Posted By on February 12, 2019

In a new study, researchers from Queen Mary College, University of London, UK, discovered that molecules released from invasive skin cancer reprogram the healthy immune cells to help spread cancer. Targeting these molecules with inhibitory drugs may help prevent this invasive skin cancer from recurring after treatment. The results of the study were published in the Cell, entitled “Regional Activation of Myosin II in Cancer Cells Drives Tumor Progression via a Secretory Cross-Talk with the Immune Microenvironment.”

 

The researchers obtained cells from the margins of invasive melanoma in mouse and human tumor samples in order to study the effects of a protein called myosin II produced by them.

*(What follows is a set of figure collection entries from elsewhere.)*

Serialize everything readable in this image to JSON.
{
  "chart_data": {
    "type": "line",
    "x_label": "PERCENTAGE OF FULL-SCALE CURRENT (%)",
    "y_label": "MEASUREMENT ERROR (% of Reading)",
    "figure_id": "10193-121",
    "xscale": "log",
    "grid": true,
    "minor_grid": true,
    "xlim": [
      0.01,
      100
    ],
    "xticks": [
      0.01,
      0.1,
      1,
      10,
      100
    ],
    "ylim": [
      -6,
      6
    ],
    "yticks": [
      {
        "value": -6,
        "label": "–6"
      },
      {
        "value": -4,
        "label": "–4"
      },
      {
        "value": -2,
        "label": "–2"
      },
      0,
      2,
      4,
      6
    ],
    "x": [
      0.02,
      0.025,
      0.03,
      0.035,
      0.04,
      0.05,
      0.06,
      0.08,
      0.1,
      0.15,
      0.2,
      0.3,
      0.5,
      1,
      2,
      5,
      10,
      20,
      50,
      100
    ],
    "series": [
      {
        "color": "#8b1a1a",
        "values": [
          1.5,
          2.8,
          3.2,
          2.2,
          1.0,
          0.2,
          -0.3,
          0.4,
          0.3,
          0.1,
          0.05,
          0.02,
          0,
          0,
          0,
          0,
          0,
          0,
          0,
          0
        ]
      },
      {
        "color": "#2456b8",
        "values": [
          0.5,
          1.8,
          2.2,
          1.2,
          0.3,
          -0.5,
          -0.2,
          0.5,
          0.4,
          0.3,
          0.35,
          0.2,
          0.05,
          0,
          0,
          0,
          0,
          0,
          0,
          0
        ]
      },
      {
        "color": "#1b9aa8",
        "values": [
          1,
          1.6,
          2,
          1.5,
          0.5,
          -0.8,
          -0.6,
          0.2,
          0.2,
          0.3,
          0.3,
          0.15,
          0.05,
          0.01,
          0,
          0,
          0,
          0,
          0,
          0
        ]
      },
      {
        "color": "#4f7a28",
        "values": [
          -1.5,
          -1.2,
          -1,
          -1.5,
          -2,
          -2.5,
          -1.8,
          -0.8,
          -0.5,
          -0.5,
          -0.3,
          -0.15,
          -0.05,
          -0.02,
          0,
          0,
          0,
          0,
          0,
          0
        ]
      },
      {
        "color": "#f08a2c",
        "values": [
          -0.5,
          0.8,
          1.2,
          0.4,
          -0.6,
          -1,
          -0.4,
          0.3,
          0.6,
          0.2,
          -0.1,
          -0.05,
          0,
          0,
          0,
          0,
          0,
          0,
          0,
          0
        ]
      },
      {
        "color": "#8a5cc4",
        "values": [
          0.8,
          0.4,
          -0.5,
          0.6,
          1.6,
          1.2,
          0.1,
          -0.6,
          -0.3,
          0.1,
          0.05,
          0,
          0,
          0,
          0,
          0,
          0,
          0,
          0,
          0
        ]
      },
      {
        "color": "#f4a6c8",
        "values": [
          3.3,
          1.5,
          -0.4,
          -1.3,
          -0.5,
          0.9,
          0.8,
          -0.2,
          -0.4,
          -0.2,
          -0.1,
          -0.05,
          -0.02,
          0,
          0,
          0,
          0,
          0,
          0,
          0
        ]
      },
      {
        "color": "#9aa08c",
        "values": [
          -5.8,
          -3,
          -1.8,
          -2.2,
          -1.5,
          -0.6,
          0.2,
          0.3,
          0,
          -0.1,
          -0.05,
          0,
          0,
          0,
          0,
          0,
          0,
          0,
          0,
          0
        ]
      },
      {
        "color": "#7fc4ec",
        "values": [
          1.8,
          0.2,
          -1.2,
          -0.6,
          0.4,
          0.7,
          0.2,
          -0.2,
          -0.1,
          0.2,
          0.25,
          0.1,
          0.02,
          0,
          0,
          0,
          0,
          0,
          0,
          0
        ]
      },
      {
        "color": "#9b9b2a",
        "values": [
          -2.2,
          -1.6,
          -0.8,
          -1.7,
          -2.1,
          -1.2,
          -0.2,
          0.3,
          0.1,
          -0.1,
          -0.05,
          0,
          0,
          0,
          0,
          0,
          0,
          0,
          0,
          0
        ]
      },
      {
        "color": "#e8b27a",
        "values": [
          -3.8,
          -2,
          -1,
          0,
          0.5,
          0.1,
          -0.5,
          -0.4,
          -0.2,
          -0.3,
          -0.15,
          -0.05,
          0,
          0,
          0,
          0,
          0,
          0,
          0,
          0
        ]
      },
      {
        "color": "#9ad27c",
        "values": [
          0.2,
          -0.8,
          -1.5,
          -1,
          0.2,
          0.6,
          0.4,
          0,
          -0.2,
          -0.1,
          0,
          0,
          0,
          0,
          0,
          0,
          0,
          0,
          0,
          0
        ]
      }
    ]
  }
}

They found that high levels of myosin II in these cells not only made them more migratory, but also triggered the release of chemicals that reprogram the immune system. These chemicals affect the surrounding healthy immune cells called macrophages and hijack their natural cancer-killing power. This means that these immune cells do not attack cancer cells, but ultimately help these cancer cells survive. Some of these chemicals also form small holes in the blood vessels, allowing cancer cells to escape into the blood and invade new parts of the body.

 

 

The author of the paper, Professor Victoria Sanz-Moreno of the Bartz Cancer Institute at Queen Mary’s College, University of London, said, “This study highlights how cancer cells interact with and influence their environment for growth and spread. Treatments for these chemicals that alter the immune system may help prevent the spread of the disease.

 

The researchers also found that IL-1A released by myosin II-rich cells is the key to making cancer cells more aggressive. By blocking myosin II activity with different drugs, they reduced the amount of IL-1A produced by melanoma cells in mouse and human tumor samples.

 

Professor Sanz-Moreno explained, “By using a therapeutic drug that blocks myosin II activity or IL-1A release, we can reduce the aggressiveness of this tumor and slow its growth, making it easier to treat.”

 

Drugs that block myosin II activity have been used to treat diseases such as glaucoma, a progressive ophthalmic disease. These researchers are planning further laboratory studies to explore whether drugs that block myosin II activity can be used in conjunction with existing melanoma treatments.

 

Sanz-Moreno added, “We look forward to verifying whether inhibitory drugs can be combined with other targeted therapies. By identifying effective therapeutic combinations, we hope to improve the treatment effect with myosin II/IL-1A inhibitors in the future and reduces the risk of melanoma recurrence.”

 

 

Reference

Mirella Georgouli et al. Regional Activation of Myosin II in Cancer Cells Drives Tumor Progression via a Secretory Cross-Talk with the Immune Microenvironment. Cell, 2019, doi:10.1016/j.cell.2018.12.038.